Likely you assume that the candidate can freely disable and enable the "per change" validation.

  • <<< Disable candidate's validation. So can push in OC config without checking its dependency.
  • Process OC paths, replacing the relevant configuration items in the candidate configuration. This includes OC default values.
  • Process CLI items merging them to the candidate configuration. Generate an error if there is conflict between OC and CLI as defined below. Conflict and resolution is defined in 5.3.3.
  • <<< Enable candidate's validation back to run against the final candidate. As long as the eventual OC+CLI satisfies the dependency, then it is good.

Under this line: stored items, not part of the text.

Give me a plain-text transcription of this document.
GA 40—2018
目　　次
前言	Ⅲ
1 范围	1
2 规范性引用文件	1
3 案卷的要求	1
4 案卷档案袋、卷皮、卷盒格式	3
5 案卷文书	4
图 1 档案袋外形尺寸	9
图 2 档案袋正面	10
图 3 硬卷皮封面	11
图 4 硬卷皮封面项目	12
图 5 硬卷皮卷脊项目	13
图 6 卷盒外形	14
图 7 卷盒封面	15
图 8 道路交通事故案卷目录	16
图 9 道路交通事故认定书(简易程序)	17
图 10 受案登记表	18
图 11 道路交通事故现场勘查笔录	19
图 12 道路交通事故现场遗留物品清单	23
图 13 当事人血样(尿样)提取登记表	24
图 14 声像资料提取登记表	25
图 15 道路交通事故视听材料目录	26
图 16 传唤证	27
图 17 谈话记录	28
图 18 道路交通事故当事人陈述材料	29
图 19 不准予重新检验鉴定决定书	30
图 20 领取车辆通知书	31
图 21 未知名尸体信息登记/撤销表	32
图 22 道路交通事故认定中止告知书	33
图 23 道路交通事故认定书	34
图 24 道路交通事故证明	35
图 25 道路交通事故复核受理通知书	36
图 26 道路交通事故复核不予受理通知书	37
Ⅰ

peichengATgit avatar Sep 08 '25 22:09 peichengATgit

gNMI doesn't have the idea of candidates. The transaction that is sent from the management system to the device is intended to be the completed change that is expected to validate + apply. So the logic you describe of "disable the candidate validation" is exactly what is expected -- in gNMI terms:

  • receive a SetRequest
  • foreach transaction in the SetRequest
    • if union_replace is not populated
      • process delete
      • process replace
      • process update
    • if union_replace is populated
      • follow rules for merging contents described in the spec
  • apply any validations that are required on the post-operations tree
  • return success/failure to the client

You cannot make a change via gNMI Set that does not get validated+applied.